One new initiative the FBI has pursued is its Chief Information Security Officer (CISO) Academy. Hosted at the FBI Academy, this three-day training program provides executive managers from private industry an opportunity to understand the roles and responsibilities of the FBI and its federal partners in the cyber arena. The third CISO Academy was held in March 2017, and included 40 participants from across industry, including Energy, who stayed on the Academy grounds and had a taste of what new agent trainees experience. Participants interacted with subject matter experts to discuss cyber threats, legal policies, law enforcement processes and the importance of intelligence sharing between the government and private industry.

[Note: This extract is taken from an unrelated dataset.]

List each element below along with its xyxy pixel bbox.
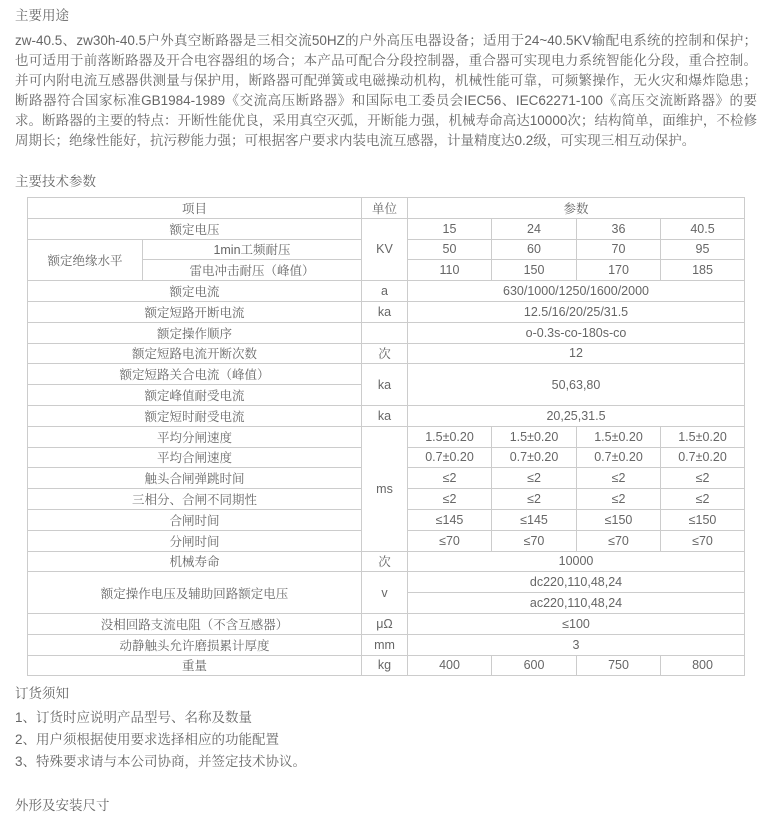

Stacy Stevens, Unit Chief of the Mission Critical Engagement Unit inside the FBI’s Cyber Division, says that “developing trusted partnerships prior to a cyber-attack helps put missing pieces of an investigative puzzle together.” Programs such as the CISO Academy allow industry to see the innerworkings of the FBI to gain a better understanding of how the government works to address cyber threats. Attendees of the class are often critical of the government at the beginning of the program but as they gain a better understanding of how it works and how each of their colleagues from other sectors work, they become more supportive of proactively collaborating to address cyber threats. These partnerships provide opportunities to interact prior to a cyber-attack and enhance measures to mitigate threats. An example is an Action Campaign focused on the recent power outages in Eastern Europe. The FBI, along with federal partners from the Department of Homeland Security (DHS) and the Department of Energy (DOE), used in-person briefs and webinars to provide information to the Energy Sector regarding the power outages.

Highlights of the most recent CISO Academy included a discussion on the Internet of Things (IoT) and the challenges surrounding ransomware. IoT examples include connected devices such as medical devices, televisions, Wi-Fi routers, smart hubs, vehicles, thermostats, door locks, light switches, manufacturing equipment, security cameras, universal remotes, kitchen appliances, fitness trackers, and sprinkler systems. IoT devices now have the capability to collect health data, location, energy consumption, dietary habits, entertainment preferences, and other intimate details of daily living. This type of information is valuable to hackers and third party individuals. The networked nature of IoT creates many attack surfaces that can be exploited and increases the potential for a data breach.

Anyone can be a victim of ransomware, such as the May 2017 WannaCry attack that shut down work at 16 hospitals across the United Kingdom. To raise awareness of the ransomware threat, in the fall of 2016, the FBI collaborated with the U.S. Secret Service and the National Council of Information Sharing and Analysis Centers to provide ransomware briefings in 39 cities across the country. Additionally, the FBI sends out Private Industry Notifications reports which provide contextual threat information regarding a cyber threat and FBI Liaison Alert System reports which provide technical indicators surrounding specific threats.

The overarching message is that the first-time private industry, such as a utility company, interacts with the government should not be during a cyber-attack. The FBI has 56 field offices across the United States and Legal Attaches throughout the world. Each utility should foster a proactive relationship with their local FBI field office and include federal law enforcement in any incident response plan it develops in anticipation of an attack. These different interactive programs hosted by the FBI can reach only a few people and companies. Developing relationships with the Federal government, including the FBI, establishes a link for utility companies to receive timely information which may assist in helping to mitigate threats before a power outage. Find the field office closest to your facility at www.fbi.gov/contact-us/field-offices.